Una domanda che ci facciamo a proposito del sogno è ‘A cosa serve?’ L’ipotesi è che questo sogno rappresenti i bisogni sottostanti ad alcuni aspetti copionali. I Perls (terapeuti che hanno posto le basi della terapia della gestalt) parlavano di gestalt aperte, ovvero situazioni legate al nostro passato arcaico che necessitano di una chiusura. Con il sogno, venendo meno l’investimento sul mondo esterno, possiamo rientrare a contatto con il nostro mondo più antico, serbatoio di bisogni ed emozioni, ovvero l’insieme dei nostri Stati dell’Io Bambino (cui spesso ci si riferisce semplicemente con il Bambino).
Lavorare su un sogno in terapia diventa così innanzitutto un riappropriarci di Stati dell’Io che usualmente sono poco accessibili (o inconsci, per usare un termine più noto), comprendendo a quale esigenza copionale rispondono, e di quale importante bisogno ci parlano. Una volta che siamo rientrati in contatto con questi Stati dell’Io, abbiamo anche la possibilità di riscrivere la storia del sogno, modificando le rigide regole copionali e soddisfacendo il bisogno, o depotenziando gli Stati dell’Io Genitoriali che nel sogno intervengono e a cui reagiamo con emozioni sgradevoli o pensieri disfunzionali, dando dunque il permesso agli Stati dell’Io Bambini di ottenere ciò di cui hanno bisogno e trarre emozioni positive da questo soddisfacimento.
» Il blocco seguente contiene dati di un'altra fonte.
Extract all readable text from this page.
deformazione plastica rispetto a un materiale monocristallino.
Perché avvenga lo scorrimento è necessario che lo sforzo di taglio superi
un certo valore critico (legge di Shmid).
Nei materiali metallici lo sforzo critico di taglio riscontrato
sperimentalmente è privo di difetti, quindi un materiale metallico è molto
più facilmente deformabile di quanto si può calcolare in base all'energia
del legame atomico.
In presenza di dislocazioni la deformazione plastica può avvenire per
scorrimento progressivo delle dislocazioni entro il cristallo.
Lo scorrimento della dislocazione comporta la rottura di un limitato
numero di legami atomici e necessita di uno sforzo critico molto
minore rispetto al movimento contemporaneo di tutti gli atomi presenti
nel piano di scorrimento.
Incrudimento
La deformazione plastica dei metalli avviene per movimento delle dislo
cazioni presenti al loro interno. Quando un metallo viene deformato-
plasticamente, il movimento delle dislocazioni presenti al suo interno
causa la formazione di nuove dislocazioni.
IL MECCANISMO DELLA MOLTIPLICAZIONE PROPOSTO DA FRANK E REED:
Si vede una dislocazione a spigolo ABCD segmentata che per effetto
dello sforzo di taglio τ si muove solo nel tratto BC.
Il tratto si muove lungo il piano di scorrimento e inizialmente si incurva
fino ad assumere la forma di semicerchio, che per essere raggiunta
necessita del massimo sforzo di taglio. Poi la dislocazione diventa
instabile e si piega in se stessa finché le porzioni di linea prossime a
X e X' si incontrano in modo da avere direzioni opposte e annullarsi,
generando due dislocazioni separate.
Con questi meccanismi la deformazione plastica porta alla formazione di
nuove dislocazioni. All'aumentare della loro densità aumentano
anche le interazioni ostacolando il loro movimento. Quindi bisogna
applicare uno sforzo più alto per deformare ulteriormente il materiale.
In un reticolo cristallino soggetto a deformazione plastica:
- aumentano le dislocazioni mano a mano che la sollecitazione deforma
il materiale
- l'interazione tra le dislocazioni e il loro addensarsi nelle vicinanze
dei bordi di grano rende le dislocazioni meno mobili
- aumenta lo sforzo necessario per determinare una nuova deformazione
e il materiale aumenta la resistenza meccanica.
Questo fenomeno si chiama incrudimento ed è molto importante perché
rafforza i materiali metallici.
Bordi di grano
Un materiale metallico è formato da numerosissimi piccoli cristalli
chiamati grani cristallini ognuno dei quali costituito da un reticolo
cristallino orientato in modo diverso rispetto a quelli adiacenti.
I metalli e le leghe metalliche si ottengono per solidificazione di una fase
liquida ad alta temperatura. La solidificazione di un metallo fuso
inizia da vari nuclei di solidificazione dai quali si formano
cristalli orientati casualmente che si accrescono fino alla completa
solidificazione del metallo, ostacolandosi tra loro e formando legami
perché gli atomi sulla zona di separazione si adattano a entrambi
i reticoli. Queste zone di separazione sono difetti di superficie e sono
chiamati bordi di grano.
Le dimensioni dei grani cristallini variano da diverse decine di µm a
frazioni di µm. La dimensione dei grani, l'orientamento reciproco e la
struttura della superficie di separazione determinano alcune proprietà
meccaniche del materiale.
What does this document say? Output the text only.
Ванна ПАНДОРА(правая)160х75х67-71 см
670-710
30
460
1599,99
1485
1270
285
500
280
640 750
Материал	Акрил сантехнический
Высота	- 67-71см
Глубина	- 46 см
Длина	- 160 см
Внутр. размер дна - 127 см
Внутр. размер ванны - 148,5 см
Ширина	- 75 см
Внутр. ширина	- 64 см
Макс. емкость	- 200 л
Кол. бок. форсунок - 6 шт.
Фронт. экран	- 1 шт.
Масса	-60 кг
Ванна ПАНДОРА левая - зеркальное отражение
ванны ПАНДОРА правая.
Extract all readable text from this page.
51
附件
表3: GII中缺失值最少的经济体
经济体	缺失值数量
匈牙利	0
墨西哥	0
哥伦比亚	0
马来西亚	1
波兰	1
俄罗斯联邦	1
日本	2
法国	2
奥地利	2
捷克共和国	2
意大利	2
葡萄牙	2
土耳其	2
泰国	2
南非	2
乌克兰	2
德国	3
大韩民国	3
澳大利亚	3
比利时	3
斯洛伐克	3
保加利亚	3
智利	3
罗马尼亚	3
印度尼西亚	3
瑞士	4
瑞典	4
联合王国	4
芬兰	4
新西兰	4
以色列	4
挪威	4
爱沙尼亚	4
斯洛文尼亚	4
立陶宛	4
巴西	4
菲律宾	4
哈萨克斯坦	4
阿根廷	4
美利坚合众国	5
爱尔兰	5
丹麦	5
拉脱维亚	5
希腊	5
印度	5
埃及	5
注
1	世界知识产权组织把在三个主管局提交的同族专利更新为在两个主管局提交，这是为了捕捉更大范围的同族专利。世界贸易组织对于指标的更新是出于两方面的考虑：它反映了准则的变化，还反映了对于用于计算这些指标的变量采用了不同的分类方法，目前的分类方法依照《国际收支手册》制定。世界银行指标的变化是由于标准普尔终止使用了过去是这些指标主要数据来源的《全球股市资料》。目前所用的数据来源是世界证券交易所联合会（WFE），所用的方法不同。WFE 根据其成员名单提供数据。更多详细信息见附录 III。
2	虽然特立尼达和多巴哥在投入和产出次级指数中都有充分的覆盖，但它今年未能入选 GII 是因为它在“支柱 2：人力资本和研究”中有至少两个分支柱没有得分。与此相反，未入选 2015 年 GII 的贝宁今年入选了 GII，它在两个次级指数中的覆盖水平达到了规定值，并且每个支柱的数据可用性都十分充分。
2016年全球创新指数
Ecco che un buon lavoro sul sogno può quindi costituire una parte del processo terapeutico di cambiamento del proprio copione, grazie anche alle caratteristiche del linguaggio onirico, che vanno a pescare in parti della nostra personalità cui è generalmente più difficile accedere. Una volta che abbiamo preso familiarità con il lavoro sui sogni in terapia, inoltre, è probabile che conitnueremo a tarrne buoni spunti su noi stessi, riconoscendo determinati Stati dell’Io, e traendo indicazioni da usare per ‘correggere la rotta’.
*A chi fosse interessato ad una lettura sui sogni, consiglio ‘Il meraviglioso mondo del sonno’ di Peretz Lavie, lettura peraltro molto piacevole.
**Per approfondire i concetti di base dell’Analisi Transazionale, consiglio il breve testo di F.Ricardi, ‘L’analisi transazionale. Il sé e l’altro’, ed. Xenia.